Селеста показал вам три коротких эпизода из трех войн, какие по праву
можно считать справедливыми. Три эпизода – чему они могли научить? Ничему,
скажете вы. А ведь это вы, ваше преосвященство, в первом случае призывали
солдат не стрелять, но уже в последнем фактически санкционировали расстрел
головорезов капитана Ван–Хирна. Значит, кое–чему вы все–таки научились,
кое о чем призадумались, кое в чем усомнились. Помните, я сказал вам, что
наш спор все–таки будет закончен в скором времени, притом не в вашу
пользу. Так не кривите душой, повторяю, он уже закончен, и почти с
разгромным счетом. Три – ноль. Ведь так?
Епископ молчал, опустив голову. Ни в одном слове Рослова не было
жалости, но в каждом слове была правда, и епископ знал это; возразить
противнику он не мог.
Рослов не добивал его. Зачем? Спор этот, как и сыгранный три раза
спектакль, не возобновлялся.
– Прошло уже минут двадцать после того, как нас вернули к
действительности, – сказал он, взглянув на часы. – Все спокойно. Занавес
не подымается вновь, оркестр молчит, да и суфлера не слышно.

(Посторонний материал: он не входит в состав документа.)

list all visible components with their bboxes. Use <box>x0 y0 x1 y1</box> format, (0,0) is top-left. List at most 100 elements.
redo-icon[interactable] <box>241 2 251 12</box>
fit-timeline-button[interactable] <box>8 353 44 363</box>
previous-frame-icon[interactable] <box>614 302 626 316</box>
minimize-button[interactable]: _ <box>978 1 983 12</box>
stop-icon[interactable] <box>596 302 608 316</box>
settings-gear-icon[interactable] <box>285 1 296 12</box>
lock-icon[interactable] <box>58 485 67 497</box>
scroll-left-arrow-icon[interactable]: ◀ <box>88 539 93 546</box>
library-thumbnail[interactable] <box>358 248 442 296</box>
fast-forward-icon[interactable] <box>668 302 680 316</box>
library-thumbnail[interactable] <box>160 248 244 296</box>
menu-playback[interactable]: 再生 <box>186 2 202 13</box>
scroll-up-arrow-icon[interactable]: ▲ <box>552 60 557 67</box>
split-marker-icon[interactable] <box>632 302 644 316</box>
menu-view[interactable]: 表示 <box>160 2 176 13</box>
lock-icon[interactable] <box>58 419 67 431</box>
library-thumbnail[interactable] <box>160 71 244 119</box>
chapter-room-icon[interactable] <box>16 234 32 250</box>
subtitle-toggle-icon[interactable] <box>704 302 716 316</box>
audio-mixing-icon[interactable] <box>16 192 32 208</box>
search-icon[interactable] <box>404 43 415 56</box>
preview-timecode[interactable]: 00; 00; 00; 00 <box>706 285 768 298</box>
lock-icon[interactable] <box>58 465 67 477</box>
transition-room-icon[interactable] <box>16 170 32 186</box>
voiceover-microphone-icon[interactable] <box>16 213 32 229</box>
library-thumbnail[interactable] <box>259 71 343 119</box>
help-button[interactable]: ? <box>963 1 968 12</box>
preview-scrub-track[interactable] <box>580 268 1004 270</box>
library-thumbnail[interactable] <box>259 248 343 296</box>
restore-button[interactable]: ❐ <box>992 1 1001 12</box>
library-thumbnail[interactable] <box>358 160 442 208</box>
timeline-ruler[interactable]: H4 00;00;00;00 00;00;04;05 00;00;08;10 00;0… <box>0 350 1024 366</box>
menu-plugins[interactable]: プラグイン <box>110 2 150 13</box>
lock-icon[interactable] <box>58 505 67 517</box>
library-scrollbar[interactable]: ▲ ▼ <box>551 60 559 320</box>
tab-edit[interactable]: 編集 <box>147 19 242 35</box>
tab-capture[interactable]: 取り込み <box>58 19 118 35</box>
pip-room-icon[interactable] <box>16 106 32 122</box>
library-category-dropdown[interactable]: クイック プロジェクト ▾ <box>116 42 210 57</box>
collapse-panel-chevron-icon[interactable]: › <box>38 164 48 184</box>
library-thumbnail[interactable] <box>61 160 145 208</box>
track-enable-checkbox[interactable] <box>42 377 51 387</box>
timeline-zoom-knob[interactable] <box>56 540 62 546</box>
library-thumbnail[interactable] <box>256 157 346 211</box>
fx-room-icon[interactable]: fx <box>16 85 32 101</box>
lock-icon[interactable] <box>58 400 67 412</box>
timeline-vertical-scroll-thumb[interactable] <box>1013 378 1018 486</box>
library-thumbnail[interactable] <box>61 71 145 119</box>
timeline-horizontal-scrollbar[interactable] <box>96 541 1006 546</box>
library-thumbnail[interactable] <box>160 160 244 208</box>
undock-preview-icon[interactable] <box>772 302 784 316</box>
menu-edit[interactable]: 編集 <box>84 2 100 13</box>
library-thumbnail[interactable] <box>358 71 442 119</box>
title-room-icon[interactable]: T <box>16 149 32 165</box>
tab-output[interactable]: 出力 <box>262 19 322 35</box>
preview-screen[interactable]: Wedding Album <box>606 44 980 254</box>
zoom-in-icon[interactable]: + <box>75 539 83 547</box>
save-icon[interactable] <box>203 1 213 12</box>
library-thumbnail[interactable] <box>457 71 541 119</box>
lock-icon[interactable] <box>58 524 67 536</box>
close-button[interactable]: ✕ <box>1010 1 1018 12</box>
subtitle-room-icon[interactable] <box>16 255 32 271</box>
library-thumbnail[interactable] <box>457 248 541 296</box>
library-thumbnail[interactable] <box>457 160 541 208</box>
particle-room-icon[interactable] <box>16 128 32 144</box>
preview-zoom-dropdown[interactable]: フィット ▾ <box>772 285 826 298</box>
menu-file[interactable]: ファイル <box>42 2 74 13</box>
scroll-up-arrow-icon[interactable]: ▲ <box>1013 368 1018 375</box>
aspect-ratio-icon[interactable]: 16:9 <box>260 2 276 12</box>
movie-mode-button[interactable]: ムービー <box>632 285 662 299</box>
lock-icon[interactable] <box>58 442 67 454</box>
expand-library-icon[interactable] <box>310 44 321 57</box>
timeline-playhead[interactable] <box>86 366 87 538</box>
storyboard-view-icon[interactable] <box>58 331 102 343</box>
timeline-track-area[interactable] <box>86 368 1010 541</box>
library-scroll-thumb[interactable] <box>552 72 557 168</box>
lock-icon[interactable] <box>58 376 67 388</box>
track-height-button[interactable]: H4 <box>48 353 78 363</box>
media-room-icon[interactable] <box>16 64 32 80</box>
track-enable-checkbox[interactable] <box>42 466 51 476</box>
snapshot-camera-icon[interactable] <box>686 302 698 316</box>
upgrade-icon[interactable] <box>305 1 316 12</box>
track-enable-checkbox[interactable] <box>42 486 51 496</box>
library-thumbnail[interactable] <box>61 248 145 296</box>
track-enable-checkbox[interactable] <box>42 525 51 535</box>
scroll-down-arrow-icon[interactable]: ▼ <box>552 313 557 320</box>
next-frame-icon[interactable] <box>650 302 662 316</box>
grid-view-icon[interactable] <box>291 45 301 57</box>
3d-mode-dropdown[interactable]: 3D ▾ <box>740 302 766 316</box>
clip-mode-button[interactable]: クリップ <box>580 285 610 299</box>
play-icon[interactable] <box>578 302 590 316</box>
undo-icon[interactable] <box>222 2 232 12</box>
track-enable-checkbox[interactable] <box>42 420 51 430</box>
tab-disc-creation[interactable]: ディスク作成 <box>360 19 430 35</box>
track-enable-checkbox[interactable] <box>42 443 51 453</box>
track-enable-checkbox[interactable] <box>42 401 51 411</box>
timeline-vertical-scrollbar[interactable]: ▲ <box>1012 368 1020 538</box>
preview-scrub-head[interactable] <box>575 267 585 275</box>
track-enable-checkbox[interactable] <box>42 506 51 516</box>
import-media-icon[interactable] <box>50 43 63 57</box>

Воспользуемся–ка, друзья, предоставленным нам антрактом. В гостях хорошо,
говорит наша пословица, а дома лучше.
Минуту спустя желтый пенный след потянулся за катером, вырвавшимся из
тихого уединения бухточки на капризный океанский простор. Таинственный
остров все уменьшался и уменьшался, пока не превратился в белую точку на
карте, поставленную художником без всякого намека на чудеса.
А чудеса еще ожидались.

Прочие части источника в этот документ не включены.